Mouvements d'éducation populaire : "au coeur, pas autour..." 

Reuter ICEM« Il faut être différent pour se parler… ». C’est la mise en garde de Michel Ducom, chargé d’animer une table-ronde qui rassemble les CEMEA, les CRAP, les Francas, les PEP...
Pas facile de parler de soi tout en osant se mettre en réseau avec les autres…
S'inscrire dans le temps long de l'Education, et remettre en question "l'Egalité des chances"...
C’est Didier Jacquemain qui ouvre, au nom des Francas : « Pourquoi d’autres interventions que celles de l’Ecole ? D’abord parce que les associations, qui développent depuis des décennies des interventions reconnues par la loi comme « éducatives », dotées d’un projet pédagogique, bien au-delà des seules « aides au devoirs ». Pour lui, le paradoxe est qu’on ne fait que de créer de nouveaux dispositifs au nom de la même commande (« faire du neuf »), avec les mêmes difficultés et le même manque d’évaluation. Mais ce qui est peut-être nouveau aujourd’hui, ce serait que l’Ecole serait réduite à la portion congrue, recentrée par les nouveaux programmes sur les «fondamentaux », charge au péri-scolaire de s’occuper du reste, ce qui ne peut être acceptable

A. Bathiany, D. Jacquemain, Z. BoudjémaïPour les PEP, représentés par Agnès Bathiany, « mettre en œuvre des politiques publiques pour « accompagner » les personnes qui en ont besoin, c’est d’abord un choix militant, pour aider à construire l’idéal républicain, contre la marchandisation de l’Education, la pression scolaire démesurée qui réclame la prise en charge de plus en plus de gens sans qu’on se pose la question du contenu de la réussite, des « besoins » réels des enfants, au-delà de l’école qui ne peut prendre en charge ces dimensions ».
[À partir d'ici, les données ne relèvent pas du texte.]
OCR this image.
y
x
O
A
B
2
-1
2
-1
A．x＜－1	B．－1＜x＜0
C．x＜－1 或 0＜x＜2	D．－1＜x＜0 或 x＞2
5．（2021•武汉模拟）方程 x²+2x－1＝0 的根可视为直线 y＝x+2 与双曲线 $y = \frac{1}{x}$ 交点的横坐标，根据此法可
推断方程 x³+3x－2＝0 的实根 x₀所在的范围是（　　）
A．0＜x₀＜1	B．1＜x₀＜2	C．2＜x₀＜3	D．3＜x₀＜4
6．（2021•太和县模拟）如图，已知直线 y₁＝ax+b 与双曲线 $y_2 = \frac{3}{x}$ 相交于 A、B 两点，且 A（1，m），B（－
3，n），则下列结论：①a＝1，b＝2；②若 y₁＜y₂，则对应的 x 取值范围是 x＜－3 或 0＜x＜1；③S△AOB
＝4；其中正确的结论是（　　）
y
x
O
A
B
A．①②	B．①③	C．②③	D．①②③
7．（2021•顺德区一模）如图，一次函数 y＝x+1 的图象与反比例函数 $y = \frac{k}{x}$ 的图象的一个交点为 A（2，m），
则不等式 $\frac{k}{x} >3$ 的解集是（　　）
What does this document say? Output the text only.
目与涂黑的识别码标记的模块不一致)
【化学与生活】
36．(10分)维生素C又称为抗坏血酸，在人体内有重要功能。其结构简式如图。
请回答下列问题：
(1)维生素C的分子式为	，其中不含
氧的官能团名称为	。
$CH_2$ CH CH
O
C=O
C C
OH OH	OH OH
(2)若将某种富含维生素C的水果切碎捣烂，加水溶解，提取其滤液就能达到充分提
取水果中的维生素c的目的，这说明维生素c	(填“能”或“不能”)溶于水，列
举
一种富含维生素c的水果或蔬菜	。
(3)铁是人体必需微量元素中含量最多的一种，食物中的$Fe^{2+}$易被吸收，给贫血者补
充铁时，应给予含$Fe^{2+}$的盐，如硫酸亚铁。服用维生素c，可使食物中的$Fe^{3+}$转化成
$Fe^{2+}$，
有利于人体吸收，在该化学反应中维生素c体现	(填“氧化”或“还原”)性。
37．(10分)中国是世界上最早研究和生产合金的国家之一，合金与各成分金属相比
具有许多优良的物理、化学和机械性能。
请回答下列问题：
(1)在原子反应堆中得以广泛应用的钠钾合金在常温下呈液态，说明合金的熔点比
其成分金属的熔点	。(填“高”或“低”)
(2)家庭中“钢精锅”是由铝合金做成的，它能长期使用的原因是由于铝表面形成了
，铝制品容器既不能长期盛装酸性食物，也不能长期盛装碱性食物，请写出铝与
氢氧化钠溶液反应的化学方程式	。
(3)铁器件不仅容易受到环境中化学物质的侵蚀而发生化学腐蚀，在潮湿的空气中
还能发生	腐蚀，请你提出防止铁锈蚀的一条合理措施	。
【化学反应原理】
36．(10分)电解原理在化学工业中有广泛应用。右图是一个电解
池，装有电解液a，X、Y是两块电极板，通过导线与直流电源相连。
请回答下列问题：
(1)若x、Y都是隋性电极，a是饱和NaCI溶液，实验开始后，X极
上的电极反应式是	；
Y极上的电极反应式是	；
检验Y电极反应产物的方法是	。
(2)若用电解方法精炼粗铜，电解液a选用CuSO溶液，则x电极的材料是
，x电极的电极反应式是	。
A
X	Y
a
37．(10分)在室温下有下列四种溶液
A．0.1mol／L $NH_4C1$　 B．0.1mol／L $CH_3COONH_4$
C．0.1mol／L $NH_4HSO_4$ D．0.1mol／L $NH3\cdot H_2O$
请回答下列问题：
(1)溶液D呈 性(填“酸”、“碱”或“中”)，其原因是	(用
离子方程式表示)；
Zahra Boudjémaï, pour les CEMEA, veut lancer un pavé dans la mare : « Quand on regarde du côté de l’Ecole, un certain nombre d’enseignants ont mis du temps à rejoindre l’Education Nouvelle. Aujourd’hui, les mouvements complémentaires sont sommés de trouver les solutions pour faire accéder à l’Egalité des Chances… en faisant une autre école à côté de l’Ecole… »

Habitué à gérér la complexité, Jean-Michel Zakartchouk (CRAP-Cahiers pédagogiques) accepte de «  naviguer dans les paradoxes » :  pourquoi les pouvoirs publics parlent-ils d’« accompagnement éducatif » alors qu’ils voudraient utiliser le terme «instruction » pour parler du cadre scolaire ? « On a toujours tendance à réinventer le monde, il faudrait mieux apprendre aux enseignants l’histoire longue de l’Education ».

J.-M. Zakharchouk, A. TiercelinArnaud Tiercelin, pour la Ligue de l’Enseignement, se retrouve dans cette perspective historique : « qu’est-ce qui se joue à l’Ecole ? Depuis 30 ou 40 ans, la «massification » amène un paradoxe : celui de la concurrence pour les places… L’Ecole assume les deux charges : amener tout le monde le plus loin possible, tout en continuant à faire jouer à plein la reproduction. Du coup, la demande des parents est simple : aidez-moi à faire que le mien s’en sorte... ». Il prend ses distances, lui aussi, avec le concept de « l’égalité des chances » : « Pour nous aussi, l’Egalité des Chances, il y a la Française des Jeux pour ça… »
Il veut qu’on prenne acte que la vie d’un jeune se partage entre l’Ecole, la famille, les groupes de pairs (parfois aussi dans des logiques d’antijeu) et les écrans médiatiques: « Il se construit avec tout ça, et l’Ecole joue certes un rôle essentiel, mais en rivalité avec les autres scènes.
Du coup, ces temps d’accompagnement interviennent dans plusieurs de ces scènes. L’Ecole propose d’acquérir des savoirs formels, auxquels nous tenons tous, mais nous savons tous que certaines choses se loupent dans cet accès. Certains pensent que c’est une des responsabiltié de l’accompagnement scolaire que de lever les malentendus scolaires. »
Il pense urgent de réinterroger la forme historique de l’Ecole, « quand elle n’intègre pas la socialisation, quand elle privilégie la conformation sur l’autonomie ».
Alors, accompagner qui ? Accompagner les élèves ou accompagner l’Ecole ? Futurs concitoyens ou futurs cœurs de cible de la consommation ? « Préserver un service public d’Education n’a rien à voir avec le service public d’acharnement scolaire que nous promet le ministre… »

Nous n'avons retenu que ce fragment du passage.